I just bought an ox-head gutter adze to start playing around making scooped chair seats. Unfortunately, the factory "edge" on it is blunt, on the order of about 1/8" wide, so I've got a major amount of material to remove before I can use it. Assuming that all sharpening has to happen from the inside, to have the correct cutting action (this is correct, right), this means that I need to remove material on an inside curve. While I'm sure I can hack my way through this with round/half-round metal files, I'm certainly not looking forward to the hours it's going to take via that method. Has anyone had any luck doing this with anything faster? ( All I can think of is carefully using the outside corner of a grinding wheel or playing around with stones on a dremel tool, but both seem risky. How do people normally do this?

Thanks,
Andy

Doug Shepard
05-13-2008, 6:16 PM
What's the radius? Is it something that would fit over the roller on a stationery belt sander? Or maybe OSS?

Dave Anderson NH
05-14-2008, 11:44 AM
First remove the handle, which on most gutter adzes is only pressure fit into the eye of the head. Then use a oscillating spindle sander, sanding drum on a drill press, or a coarse grit of sandpaper fit around a large diameter dowel to shape the bevel which is cannel in. When you get close to the edge switch to hand honing and sharpening with a finer grit of paper wrapped around the dowel. I'm sure there are other methods depending on what equipment you have, but htat's how I did mine many years ago. fortunately you only have to do the basic shaping once. It takes a lot of time.

Andy Pratt
05-18-2008, 10:03 PM
Thanks guys, ironically I happened on the same OSS/Belt sander idea just today before I read this. I was reaching behind my ridgid sander to move the gutter adze head out of the way, so it wouldn't fall. My face was 2" from the sanding belt, my hand on the adze head and the lightbulb went on.

Would normal woodworking belts (I think mine are open coat aluminum oxide) do the trick or do I need to go find a belt geared toward metal removal? Wasting the belt isn't a big deal since it could just be my metal belt if it works, but if it's just a pain I won't bother.

Thanks for the help.

Andy

Doug Shepard
05-19-2008, 5:37 AM
I dont do much powered sander sharpening but I used regular AO belts to sharpen an old axe and it worked fine. Just dont let the adze get too hot. You might need to do frequent breaks or water cooling if it starts getting so hot you cant hold the edge.

Dave Anderson NH
05-19-2008, 12:28 PM
AlO belts will work fine but wear out quickly if you are removing any significant amound of metal. I prefer the blue AlZi (aluminum Zirconium) belts which last several times as long and aren't really that more expensive.

Stephen Shepherd
05-20-2008, 7:55 AM
you can use a file (round or half round on the inside) and a flat file for the outside (flat like a chisel). This is providing the adze is soft enough for filing, which it should be.
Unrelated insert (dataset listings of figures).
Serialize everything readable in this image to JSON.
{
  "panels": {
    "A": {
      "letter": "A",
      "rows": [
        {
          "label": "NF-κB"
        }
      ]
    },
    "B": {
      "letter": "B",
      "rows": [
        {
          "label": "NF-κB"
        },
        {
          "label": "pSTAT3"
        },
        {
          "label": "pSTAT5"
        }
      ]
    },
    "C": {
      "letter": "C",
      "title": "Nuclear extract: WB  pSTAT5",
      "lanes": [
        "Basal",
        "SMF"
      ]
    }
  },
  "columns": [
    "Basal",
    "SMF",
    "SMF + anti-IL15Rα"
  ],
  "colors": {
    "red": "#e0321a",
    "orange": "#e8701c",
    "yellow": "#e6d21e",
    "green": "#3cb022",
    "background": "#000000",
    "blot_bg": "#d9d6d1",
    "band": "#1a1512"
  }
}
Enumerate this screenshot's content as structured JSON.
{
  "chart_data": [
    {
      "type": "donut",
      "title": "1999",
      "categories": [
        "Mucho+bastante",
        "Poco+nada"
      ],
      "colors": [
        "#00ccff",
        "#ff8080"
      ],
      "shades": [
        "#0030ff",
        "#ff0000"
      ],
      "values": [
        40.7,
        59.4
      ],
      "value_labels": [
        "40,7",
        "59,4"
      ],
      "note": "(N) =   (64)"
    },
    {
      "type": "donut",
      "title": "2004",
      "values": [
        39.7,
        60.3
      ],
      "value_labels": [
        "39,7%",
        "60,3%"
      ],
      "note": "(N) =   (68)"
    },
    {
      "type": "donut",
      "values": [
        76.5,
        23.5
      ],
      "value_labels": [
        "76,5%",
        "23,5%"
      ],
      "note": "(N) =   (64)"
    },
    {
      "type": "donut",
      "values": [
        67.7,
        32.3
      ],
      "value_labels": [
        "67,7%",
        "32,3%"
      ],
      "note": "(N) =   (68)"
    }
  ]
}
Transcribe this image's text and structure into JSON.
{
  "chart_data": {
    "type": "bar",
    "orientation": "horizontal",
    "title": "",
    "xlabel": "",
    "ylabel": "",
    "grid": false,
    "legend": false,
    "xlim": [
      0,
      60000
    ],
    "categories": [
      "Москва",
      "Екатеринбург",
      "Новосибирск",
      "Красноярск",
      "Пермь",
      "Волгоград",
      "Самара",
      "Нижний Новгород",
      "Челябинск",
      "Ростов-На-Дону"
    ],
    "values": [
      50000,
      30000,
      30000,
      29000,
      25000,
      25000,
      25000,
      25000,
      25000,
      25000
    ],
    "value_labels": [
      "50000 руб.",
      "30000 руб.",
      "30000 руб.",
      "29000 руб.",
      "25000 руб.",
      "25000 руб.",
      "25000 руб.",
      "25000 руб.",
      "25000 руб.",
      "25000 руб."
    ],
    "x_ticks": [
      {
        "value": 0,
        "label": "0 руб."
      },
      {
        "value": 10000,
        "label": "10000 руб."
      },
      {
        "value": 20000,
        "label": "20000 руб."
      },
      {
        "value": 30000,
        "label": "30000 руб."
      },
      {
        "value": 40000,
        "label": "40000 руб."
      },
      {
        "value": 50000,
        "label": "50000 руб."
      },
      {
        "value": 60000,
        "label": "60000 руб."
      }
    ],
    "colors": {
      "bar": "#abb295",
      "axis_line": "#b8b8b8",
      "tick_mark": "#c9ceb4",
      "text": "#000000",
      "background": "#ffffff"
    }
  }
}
Files can be fast with little chance of going wrong too fast. Also no chance of burning the edge.

Stephen

Andy Pratt
05-20-2008, 1:30 PM
Gents,

My understanding is that I shouldn't be doing any metal removal on the outside curve of the adze, this is correct right?

Dave Anderson NH
05-20-2008, 3:37 PM
You are correct Andy. Every gutter adze I've even seen is an in cannel tool. The only exception is that a few folks will add avery slight relief on the outsideso that they can "steer" the tip of the head back up out of the cut. It's sort of like some folks do on carving gouges and occasionally drawknives.